Shane Steichen came to the Indianapolis Colts as an offensive coach. He had a coordinator and a plethora of position coaches, but he knew that if there were any problems on the offensive side of the ball, it would ultimately fall on him to fix them. On defense, it was a different story.
Steichen had veteran coordinator Gus Bradley already in place running the defense when he arrived in 2023. After struggling in 2024, the head coach decided to go in a different direction and thus brought in Lou Anarumo, formerly defensive coordinator in Cincinnati. Along with Anarumo came three new defensive assistants.
James Bettcher took over the linebackers’ room. For the defensive backfield, where everyone recognized there would be major changes, Steichen and Anarumo turned to two veterans. They may not be household names in Indy just yet, but Chris Hewitt and Jerome Henderson have worked magic with what could have easily been a train wreck this season.
Despite injuries and new faces galore, Colts’ coaches get strong production from the DBs
Hewitt’s title is Pass Game Coordinator/Secondary coach while Henderson has the Defensive Backs coach position. Both have extensive experience as both pass game coordinators and as position coaches.
That means both see the macro perspective – how all the parts of the defense fit together to shut down opponents' passing attacks – and the micro – the tiniest details of hand placement and hip turns.
Together, they bring 32 years of experience coaching NFL secondaries. This season, they have needed all of it.
In 2024, under DB coach Ron Milus, Indianapolis’ secondary stayed mostly healthy. Cornerbacks Kenny Moore and Jaylon Jones, and safeties Nick Cross and Julian Blackmon, stayed on the field for almost every play. Journeyman Samuel Womack and a host of others, manned the third corner spot.
Despite relative continuity, the on-field performance left a lot to be desired. The Colts finished 26th in passing-yards-allowed and 29th in yards-per-attempt.
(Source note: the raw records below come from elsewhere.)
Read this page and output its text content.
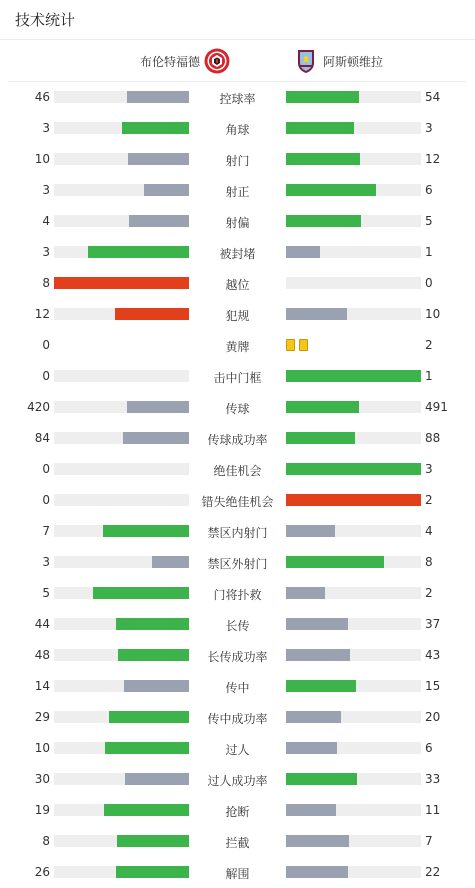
技术统计
布伦特福德	阿斯顿维拉
46	控球率	54
3	角球	3
10	射门	12
3	射正	6
4	射偏	5
3	被封堵	1
8	越位	0
12	犯规	10
0	黄牌	2
0	击中门框	1
420	传球	491
84	传球成功率	88
0	绝佳机会	3
0	错失绝佳机会	2
7	禁区内射门	4
3	禁区外射门	8
5	门将扑救	2
44	长传	37
48	长传成功率	43
14	传中	15
29	传中成功率	20
10	过人	6
30	过人成功率	33
19	抢断	11
8	拦截	7
26	解围	22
That contributed to a defense that surrendered more than 25 points-per-game – in the bottom third of the league.
Womack and Blackmon were not retained. Jones has been hurt for virtually the entire year. That leaves just Moore and Cross as holdovers from last year’s group. And Moore, after a sensational start, has missed the past several weeks with an Achilles injury.
That injury is just the tip of the iceberg.
Through just six games, Indianapolis has seven different cornerbacks who have played at least 18% of the defensive snaps. Seven. That is astonishing. One of them, veteran slot Mike Hilton, arrived about five minutes ago after being released by the Bengals. Fortunately, that’s where Anarumo coached so Hilton was able to step right into the new defense and contribute immediately.
The presumptive number one cornerback – free agent signee Charvarius Ward – has missed more than a third of the snaps. Another veteran free agent, Xavien Howard, played a lot in the first couple weeks before realizing he could no longer perform at a high level. He has essentially retired at this point.
In their absence, young players like Mekhi Blackmon, Chris Lammons, and rookie UDFA Jonathan Edwards have stepped into major roles.
Edwards was not supposed to be the rookie cornerback making a difference this season. Chris Ballard knew he needed to replenish the secondary so he spent a third-round draft pick on Minnesota’s Justin Walley. Through the summer, he was looking like an excellent addition until a torn ACL ended his season.
Injury also took out seventh-round pick Hunter Wohlers, who was tearing up training camp transitioning from a college linebacker to a pro safety. Oft-injured safety Daniel Scott finally seemed poised to help out until the injury-bug bit him too.
Fortunately, the starting safeties Cross and Bynum have stayed on the field this year.
Blackmon, the 26-year old who was acquired less than two weeks before the start of the season, has become the Colts’ most reliable cornerback.
Somehow, through all the injuries and new faces, coaches Hewitt and Henderson have kept Indianapolis’ secondary functioning as a cohesive unit. They have improved by wide margins in almost every key metric from last year.
Points allowed in way down, from 24th in the league to 8th. Yards-per-attempt is down by almost a full yard – a major drop. That matters because the Colts are actually giving up more total yards passing this season. That is largely because their offense has established big leads and forced opponents to throw a lot more. Defensive efficiency is way up, despite giving up a few extra yards in the air.
Even the interception rate, which was pretty good last year, is up, currently tied for third-best in the league.
Whatever buttons they are pushing, Hewitt and Henderson have the Colts’ secondary rolling right along. Backups are gaining valuable experience and some of those injured players will be returning soon. It should be fun to see what these two little-known coaches can do once they get back to full strength in the secondary.